We’ve already written a fair deal about what it’s like to get stuck with writing, some strategies for overcoming stuckness, and what unstuck writing tends to feel like. Today, let’s simplify and focus on a useful concept for getting unstuck: draft 0. Draft 0 has been transformative for us. So much so that we extoll its virtues in our info sheet on effective writing.
The main idea is this: sometimes we get stuck with writing because we’re trying to write draft 1–but sometimes leaping into draft 1 is a leap too far! So what should we do? We need to lower the stakes. This means changing our goal from draft 1 to draft 0.
With draft 1, the goal is to produce a rough piece of writing that’s more or less readable. With draft 0, however, the goal is to use writing more simply as a tool for thinking. In other words, draft 1 is for an audience, whereas draft 0 is for you. We can sketch three key differences between these two goals.

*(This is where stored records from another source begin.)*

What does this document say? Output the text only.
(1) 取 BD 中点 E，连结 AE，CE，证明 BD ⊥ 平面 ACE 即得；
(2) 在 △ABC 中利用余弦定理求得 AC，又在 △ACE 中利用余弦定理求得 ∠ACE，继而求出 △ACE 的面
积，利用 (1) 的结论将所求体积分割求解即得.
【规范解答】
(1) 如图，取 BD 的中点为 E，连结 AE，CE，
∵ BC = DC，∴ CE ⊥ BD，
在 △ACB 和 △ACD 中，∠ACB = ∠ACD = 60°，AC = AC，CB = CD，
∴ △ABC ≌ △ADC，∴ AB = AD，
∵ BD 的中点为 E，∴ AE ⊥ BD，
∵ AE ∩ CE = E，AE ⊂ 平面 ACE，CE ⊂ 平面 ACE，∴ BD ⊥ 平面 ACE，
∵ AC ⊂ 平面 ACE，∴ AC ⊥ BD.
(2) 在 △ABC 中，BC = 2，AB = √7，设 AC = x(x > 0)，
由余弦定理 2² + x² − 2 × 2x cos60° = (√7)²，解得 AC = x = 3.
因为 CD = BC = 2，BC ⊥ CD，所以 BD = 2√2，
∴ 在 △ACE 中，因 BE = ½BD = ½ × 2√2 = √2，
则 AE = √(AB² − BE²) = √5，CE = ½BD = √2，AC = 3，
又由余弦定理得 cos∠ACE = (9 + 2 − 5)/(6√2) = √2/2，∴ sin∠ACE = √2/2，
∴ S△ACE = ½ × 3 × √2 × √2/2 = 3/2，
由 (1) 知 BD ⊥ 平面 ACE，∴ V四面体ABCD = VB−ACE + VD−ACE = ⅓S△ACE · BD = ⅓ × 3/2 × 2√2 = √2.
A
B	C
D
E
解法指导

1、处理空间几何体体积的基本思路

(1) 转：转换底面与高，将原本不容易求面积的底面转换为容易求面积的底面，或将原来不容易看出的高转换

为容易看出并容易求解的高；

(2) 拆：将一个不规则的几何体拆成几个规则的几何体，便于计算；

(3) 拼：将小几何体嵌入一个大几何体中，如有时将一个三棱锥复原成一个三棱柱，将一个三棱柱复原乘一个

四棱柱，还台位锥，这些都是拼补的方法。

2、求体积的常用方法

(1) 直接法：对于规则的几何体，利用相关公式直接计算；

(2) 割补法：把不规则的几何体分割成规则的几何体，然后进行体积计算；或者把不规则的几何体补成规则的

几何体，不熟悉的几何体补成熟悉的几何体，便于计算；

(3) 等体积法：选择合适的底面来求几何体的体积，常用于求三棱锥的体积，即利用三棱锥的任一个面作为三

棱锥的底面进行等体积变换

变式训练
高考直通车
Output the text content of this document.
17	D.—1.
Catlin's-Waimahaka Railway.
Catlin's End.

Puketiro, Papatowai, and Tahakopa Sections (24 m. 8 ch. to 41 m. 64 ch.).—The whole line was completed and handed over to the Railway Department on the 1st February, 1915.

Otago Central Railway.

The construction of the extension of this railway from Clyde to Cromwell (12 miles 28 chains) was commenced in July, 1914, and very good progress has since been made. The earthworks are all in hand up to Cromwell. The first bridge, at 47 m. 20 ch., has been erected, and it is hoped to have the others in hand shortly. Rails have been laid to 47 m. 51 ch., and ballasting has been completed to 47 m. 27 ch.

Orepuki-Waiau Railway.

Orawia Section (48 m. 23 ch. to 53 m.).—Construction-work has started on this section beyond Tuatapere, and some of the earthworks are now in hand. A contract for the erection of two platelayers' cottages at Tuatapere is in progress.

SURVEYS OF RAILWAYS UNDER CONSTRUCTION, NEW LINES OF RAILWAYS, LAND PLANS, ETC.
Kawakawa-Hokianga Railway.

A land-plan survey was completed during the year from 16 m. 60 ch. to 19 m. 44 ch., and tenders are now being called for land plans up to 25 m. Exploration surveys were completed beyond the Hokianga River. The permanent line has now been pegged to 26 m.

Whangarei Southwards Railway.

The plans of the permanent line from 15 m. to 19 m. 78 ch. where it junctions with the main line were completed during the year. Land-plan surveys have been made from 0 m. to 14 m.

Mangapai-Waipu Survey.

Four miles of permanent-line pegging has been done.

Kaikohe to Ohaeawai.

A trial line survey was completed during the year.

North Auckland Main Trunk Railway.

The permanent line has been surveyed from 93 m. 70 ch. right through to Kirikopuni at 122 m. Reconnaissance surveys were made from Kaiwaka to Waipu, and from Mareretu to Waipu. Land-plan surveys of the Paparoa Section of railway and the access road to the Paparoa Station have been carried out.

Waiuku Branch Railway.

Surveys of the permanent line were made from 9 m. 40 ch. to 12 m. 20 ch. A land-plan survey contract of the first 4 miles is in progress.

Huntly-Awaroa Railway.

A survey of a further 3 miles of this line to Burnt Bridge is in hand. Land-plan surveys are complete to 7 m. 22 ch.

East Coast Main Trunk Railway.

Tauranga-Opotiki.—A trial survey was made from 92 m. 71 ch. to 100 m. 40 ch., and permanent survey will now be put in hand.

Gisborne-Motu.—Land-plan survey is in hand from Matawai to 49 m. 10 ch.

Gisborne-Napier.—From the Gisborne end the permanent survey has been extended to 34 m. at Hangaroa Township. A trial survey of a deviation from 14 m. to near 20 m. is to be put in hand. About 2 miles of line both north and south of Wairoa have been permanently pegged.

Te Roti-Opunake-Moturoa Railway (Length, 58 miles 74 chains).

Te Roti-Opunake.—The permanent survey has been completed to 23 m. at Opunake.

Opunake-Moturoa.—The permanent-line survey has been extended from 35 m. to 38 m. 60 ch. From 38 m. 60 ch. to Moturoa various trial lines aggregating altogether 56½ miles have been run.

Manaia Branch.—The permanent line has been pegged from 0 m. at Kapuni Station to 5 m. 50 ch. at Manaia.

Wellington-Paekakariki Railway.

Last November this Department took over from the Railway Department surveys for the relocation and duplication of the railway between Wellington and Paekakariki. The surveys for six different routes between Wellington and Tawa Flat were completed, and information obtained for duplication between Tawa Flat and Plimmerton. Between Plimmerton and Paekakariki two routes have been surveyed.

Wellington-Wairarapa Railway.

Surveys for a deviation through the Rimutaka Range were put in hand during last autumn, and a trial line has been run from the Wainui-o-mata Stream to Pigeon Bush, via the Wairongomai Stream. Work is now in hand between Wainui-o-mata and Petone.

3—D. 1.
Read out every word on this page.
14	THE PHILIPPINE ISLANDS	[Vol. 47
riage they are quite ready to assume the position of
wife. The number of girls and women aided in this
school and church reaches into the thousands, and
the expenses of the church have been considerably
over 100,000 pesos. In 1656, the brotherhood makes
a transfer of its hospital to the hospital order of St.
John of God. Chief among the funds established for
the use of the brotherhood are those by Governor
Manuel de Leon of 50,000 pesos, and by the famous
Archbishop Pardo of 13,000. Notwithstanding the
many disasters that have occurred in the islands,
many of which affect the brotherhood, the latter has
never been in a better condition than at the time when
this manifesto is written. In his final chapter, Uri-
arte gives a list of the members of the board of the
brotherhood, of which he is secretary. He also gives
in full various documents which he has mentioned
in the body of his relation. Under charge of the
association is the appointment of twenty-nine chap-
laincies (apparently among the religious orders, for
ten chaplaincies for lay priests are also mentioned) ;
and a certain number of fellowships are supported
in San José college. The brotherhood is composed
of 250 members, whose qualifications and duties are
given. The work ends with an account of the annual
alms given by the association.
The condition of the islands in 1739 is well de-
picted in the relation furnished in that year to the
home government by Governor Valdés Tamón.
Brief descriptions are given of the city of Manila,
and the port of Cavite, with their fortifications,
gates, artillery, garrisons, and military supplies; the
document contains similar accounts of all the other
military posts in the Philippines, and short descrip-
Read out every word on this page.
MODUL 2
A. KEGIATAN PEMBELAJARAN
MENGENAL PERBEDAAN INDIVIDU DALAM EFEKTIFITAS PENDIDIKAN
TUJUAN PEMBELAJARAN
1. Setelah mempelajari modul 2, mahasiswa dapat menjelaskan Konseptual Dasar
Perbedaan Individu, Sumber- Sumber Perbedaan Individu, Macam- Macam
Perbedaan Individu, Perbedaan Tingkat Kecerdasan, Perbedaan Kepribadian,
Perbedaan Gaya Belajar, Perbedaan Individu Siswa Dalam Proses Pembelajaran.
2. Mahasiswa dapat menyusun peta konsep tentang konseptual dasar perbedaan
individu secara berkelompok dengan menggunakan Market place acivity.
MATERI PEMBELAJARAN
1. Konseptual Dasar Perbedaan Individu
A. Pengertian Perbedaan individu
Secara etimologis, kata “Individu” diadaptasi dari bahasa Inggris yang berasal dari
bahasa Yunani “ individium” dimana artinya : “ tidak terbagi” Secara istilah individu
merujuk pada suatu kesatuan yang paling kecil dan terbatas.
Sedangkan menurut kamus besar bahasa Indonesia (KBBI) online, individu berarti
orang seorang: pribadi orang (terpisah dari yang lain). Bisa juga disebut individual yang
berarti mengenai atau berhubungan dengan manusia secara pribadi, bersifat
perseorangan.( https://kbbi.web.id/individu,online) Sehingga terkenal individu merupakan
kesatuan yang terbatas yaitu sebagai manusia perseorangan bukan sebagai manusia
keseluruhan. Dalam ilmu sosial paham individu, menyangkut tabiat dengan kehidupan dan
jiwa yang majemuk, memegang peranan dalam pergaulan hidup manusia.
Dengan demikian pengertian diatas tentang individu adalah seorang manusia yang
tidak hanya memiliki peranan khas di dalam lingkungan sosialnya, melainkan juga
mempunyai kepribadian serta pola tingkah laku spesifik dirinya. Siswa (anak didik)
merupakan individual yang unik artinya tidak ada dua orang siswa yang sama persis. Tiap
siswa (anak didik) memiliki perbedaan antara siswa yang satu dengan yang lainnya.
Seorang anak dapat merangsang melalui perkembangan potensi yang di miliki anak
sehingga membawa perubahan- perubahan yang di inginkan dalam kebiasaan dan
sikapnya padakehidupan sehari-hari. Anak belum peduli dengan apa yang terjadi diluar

First, whereas draft 1 writing is guided by structure, argument, or flow, draft 0 isn’t. Draft 1 is often written from a basic outline, and tries to stay on track. In contrast, writing draft 0 means letting associations and serendipity take the wheel. If you’ve written a rough outline beforehand, you’re treating this outline as more of a suggestion than as a hard-and-fast structure for your draft 0. For this reason, you’re likely to end up in somewhat surprising places as you write draft 0. This takes a considerable amount of trust in yourself and in the fact that you know what you are doing. It’s worthwhile to build that trust!
Second, whereas draft 1 is usually written in rough language, draft 0 doesn’t even need to be written in Standard English! In draft 0, feel free to indulge those run-on sentences, sentence fragments, comma splices, unusual word choices, shameless overuse and misuse of semicolons, dashes, and other fun bits of punctuation. Chances are that this weirdness is more suitable to your particular train of thought in this moment. So go for it! Every single user of language uses it idiosyncratically, and this is especially apparent in playful, familiar, and otherwise safe contexts. You want that sense of safety and familiarity to drive you onwards! Remember: draft 0 is for you and you only.
Third, whereas in draft 1, the goal is constrained by the medium in which you’re writing, for draft 0, it doesn’t particularly matter if you jump around between notebook, laptop, or scrap paper. With draft 1, you want to finish that letter, fill that page, or get to the end of that blog post. With draft 0, you can switch from sentences to point-form, from laptop to notebook, from print to cursive, from writing to talking it out, and back again. Some research (that we’ve summarized here) shows that switching things up in this way energizes us. Writers have always known the value of changing settings and contexts, and this includes the context of the writing technology itself. Since the goal is to write your draft 0 in the service of thinking, if your brain wants to make a leap elsewhere, you should follow that as far as is reasonable.
In sum, draft 0 is more of an attitude than a set of rules to follow. The key point is: working on draft 0 is enacting the connection between writing and thinking. You want to bypass your Editor Brain as much as possible and just write. You will iron out the wrinkles later, but the draft 0 mindset will help you produce material, and the more you produce, the better and easier writing will get, regardless of content and genre.
So get on it and bang out the thing you need to do! Do it for yourself and nobody else, at least initially.